Looking back at these photos, Portsmouth and Portland seem to be all brick buildings, historic streets, and good eats, but the two towns felt quite different. Portsmouth, NH was a small New England town like something from a storybook, complete with a whitewashed church and central square. It took all of an hour to wander around its narrow streets before we settled on lunch by the waterfront. I tried my first lobster roll of the trip and nearly inhaled it before remembering to take a picture for posterity! I needn't have worried though because this was only the first of three times I'd eat lobster on the trip.

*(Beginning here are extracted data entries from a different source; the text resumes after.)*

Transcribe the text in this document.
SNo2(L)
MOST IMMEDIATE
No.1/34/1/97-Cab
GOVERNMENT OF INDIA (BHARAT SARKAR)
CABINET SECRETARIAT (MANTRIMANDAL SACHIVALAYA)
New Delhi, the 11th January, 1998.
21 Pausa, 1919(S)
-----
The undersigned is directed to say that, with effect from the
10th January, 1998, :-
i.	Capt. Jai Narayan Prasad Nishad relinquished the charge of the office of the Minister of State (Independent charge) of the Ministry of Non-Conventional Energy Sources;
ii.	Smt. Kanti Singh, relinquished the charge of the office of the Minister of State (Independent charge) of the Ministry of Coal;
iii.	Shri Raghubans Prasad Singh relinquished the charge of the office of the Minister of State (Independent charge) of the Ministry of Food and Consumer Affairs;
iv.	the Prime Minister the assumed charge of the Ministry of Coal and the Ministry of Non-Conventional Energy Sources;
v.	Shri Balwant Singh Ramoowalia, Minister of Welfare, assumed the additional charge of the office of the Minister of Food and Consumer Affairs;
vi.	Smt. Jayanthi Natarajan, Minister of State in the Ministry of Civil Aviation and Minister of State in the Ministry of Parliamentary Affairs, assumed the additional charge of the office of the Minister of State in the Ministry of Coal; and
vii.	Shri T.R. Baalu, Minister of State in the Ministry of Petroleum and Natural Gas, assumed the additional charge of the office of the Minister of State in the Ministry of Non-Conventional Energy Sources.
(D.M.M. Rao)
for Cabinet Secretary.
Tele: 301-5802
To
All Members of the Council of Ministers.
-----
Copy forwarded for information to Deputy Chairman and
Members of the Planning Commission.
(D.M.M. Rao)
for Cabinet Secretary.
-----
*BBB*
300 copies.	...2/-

We then strolled back to an ice cream store we'd passed earlier called Annabelle's. Best decision ever: This little hole-in-the-wall was home to some of the best ice cream on the New England coast and had been featured in all sorts of travel publications. To this day, the boy swears up and down that the vanilla ice cream in the cookies n' cream flavour he got is the best he's ever had.

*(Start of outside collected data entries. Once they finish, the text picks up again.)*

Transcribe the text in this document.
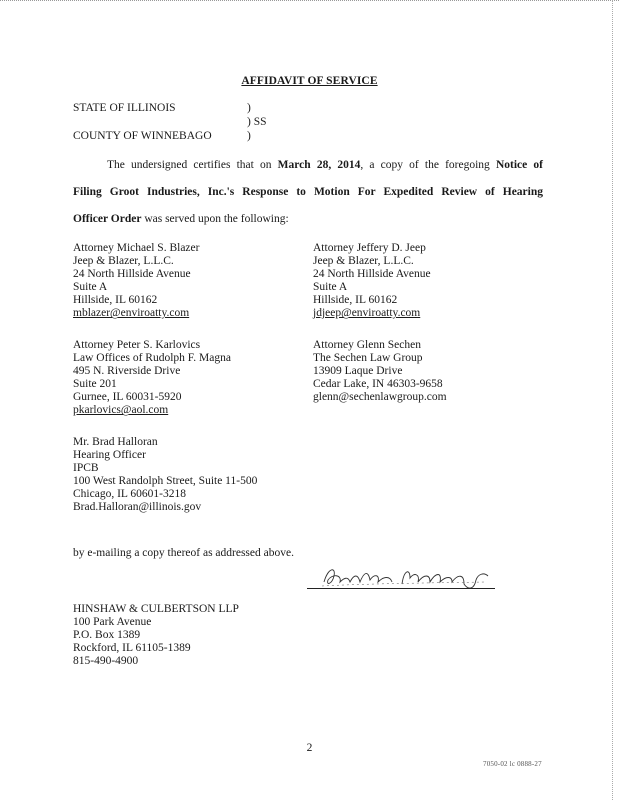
AFFIDAVIT OF SERVICE
STATE OF ILLINOIS	)
) SS
COUNTY OF WINNEBAGO	)
The undersigned certifies that on March 28, 2014, a copy of the foregoing Notice of
Filing Groot Industries, Inc.'s Response to Motion For Expedited Review of Hearing
Officer Order was served upon the following:
Attorney Michael S. Blazer
Jeep & Blazer, L.L.C.
24 North Hillside Avenue
Suite A
Hillside, IL 60162
mblazer@enviroatty.com
Attorney Jeffery D. Jeep
Jeep & Blazer, L.L.C.
24 North Hillside Avenue
Suite A
Hillside, IL 60162
jdjeep@enviroatty.com
Attorney Peter S. Karlovics
Law Offices of Rudolph F. Magna
495 N. Riverside Drive
Suite 201
Gurnee, IL 60031-5920
pkarlovics@aol.com
Attorney Glenn Sechen
The Sechen Law Group
13909 Laque Drive
Cedar Lake, IN 46303-9658
glenn@sechenlawgroup.com
Mr. Brad Halloran
Hearing Officer
IPCB
100 West Randolph Street, Suite 11-500
Chicago, IL 60601-3218
Brad.Halloran@illinois.gov
by e-mailing a copy thereof as addressed above.
HINSHAW & CULBERTSON LLP
100 Park Avenue
P.O. Box 1389
Rockford, IL 61105-1389
815-490-4900
2
7050-02 lc 0888-27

It was about 2pm by the time we decided to leave Portsmouth for Portland, ME with a stop along the Maine coast on the way. There's nothing quite like the ocean to invigorate your spirit: the briny air, the crash and lull of waves on the rocky shore, the endless horizon. We arrived in Portland around 4pm and instantly, as we drove into town, I began wishing we'd left Portsmouth a little earlier.
For one thing, Portland, ME is bigger. And hipper. In many ways it's a lot like that other Portland in Oregon, full of microbreweries and locavore restaurants and little shops that proudly carry goods made in America. My favourite store was Folly 101, which had the most adorable colour-coded houseware displays. I managed to only walk out with a little cream-and-blue polka-dot jug (made in New Jersey), although looking at these photos now I wish I hadn't exercised such restraint; all those red wares look so tempting! Another noteworthy home decor store was K. Colette, where I snapped up a peony-scented candle from Missouri.

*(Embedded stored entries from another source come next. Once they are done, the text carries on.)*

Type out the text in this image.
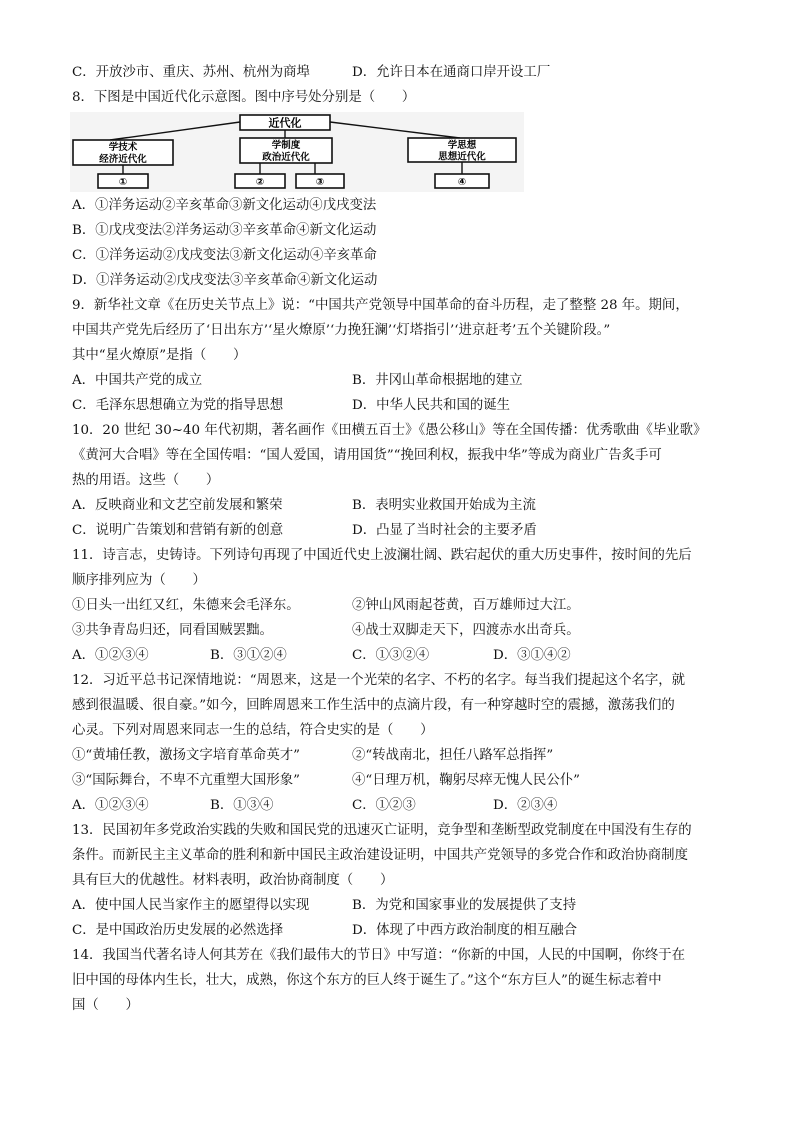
C．开放沙市、重庆、苏州、杭州为商埠	D．允许日本在通商口岸开设工厂
8．下图是中国近代化示意图。图中序号处分别是（　　）
近代化
学技术
经济近代化
学制度
政治近代化
学思想
思想近代化
①	②	③	④
A．①洋务运动②辛亥革命③新文化运动④戊戌变法
B．①戊戌变法②洋务运动③辛亥革命④新文化运动
C．①洋务运动②戊戌变法③新文化运动④辛亥革命
D．①洋务运动②戊戌变法③辛亥革命④新文化运动
9．新华社文章《在历史关节点上》说：“中国共产党领导中国革命的奋斗历程，走了整整 28 年。期间，
中国共产党先后经历了‘日出东方’‘星火燎原’‘力挽狂澜’‘灯塔指引’‘进京赶考’五个关键阶段。”
其中“星火燎原”是指（　　）
A．中国共产党的成立	B．井冈山革命根据地的建立
C．毛泽东思想确立为党的指导思想	D．中华人民共和国的诞生
10．20 世纪 30~40 年代初期，著名画作《田横五百士》《愚公移山》等在全国传播：优秀歌曲《毕业歌》
《黄河大合唱》等在全国传唱：“国人爱国，请用国货”“挽回利权，振我中华”等成为商业广告炙手可
热的用语。这些（　　）
A．反映商业和文艺空前发展和繁荣	B．表明实业救国开始成为主流
C．说明广告策划和营销有新的创意	D．凸显了当时社会的主要矛盾
11．诗言志，史铸诗。下列诗句再现了中国近代史上波澜壮阔、跌宕起伏的重大历史事件，按时间的先后
顺序排列应为（　　）
①日头一出红又红，朱德来会毛泽东。	②钟山风雨起苍黄，百万雄师过大江。
③共争青岛归还，同看国贼罢黜。	④战士双脚走天下，四渡赤水出奇兵。
A．①②③④	B．③①②④	C．①③②④	D．③①④②
12．习近平总书记深情地说：“周恩来，这是一个光荣的名字、不朽的名字。每当我们提起这个名字，就
感到很温暖、很自豪。”如今，回眸周恩来工作生活中的点滴片段，有一种穿越时空的震撼，激荡我们的
心灵。下列对周恩来同志一生的总结，符合史实的是（　　）
①“黄埔任教，激扬文字培育革命英才”	②“转战南北，担任八路军总指挥”
③“国际舞台，不卑不亢重塑大国形象”	④“日理万机，鞠躬尽瘁无愧人民公仆”
A．①②③④	B．①③④	C．①②③	D．②③④
13．民国初年多党政治实践的失败和国民党的迅速灭亡证明，竞争型和垄断型政党制度在中国没有生存的
条件。而新民主主义革命的胜利和新中国民主政治建设证明，中国共产党领导的多党合作和政治协商制度
具有巨大的优越性。材料表明，政治协商制度（　　）
A．使中国人民当家作主的愿望得以实现	B．为党和国家事业的发展提供了支持
C．是中国政治历史发展的必然选择	D．体现了中西方政治制度的相互融合
14．我国当代著名诗人何其芳在《我们最伟大的节日》中写道：“你新的中国，人民的中国啊，你终于在
旧中国的母体内生长，壮大，成熟，你这个东方的巨人终于诞生了。”这个“东方巨人”的诞生标志着中
国（　　）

Undecided about where to go for dinner, the boy consulted Google reviews and led us to Street and Co. for the best meal of our trip. We ordered a bunch of appetizers at this locavore gem and shared them to taste as many things as possible. Each dish was met with gusto and acclaim, but the most memorable for me was the countneck clams in tomato broth. These were not like the small, mealy, grit-ridden clams of the West coast, but plump and juicy with a tender sweetness—almost like mussels.
With full bellies and a day's worth of adventures to savour, we drove back to Boston and were in bed by midnight. Newport, RI was next on the itinerary, and we wanted to get a good night's rest.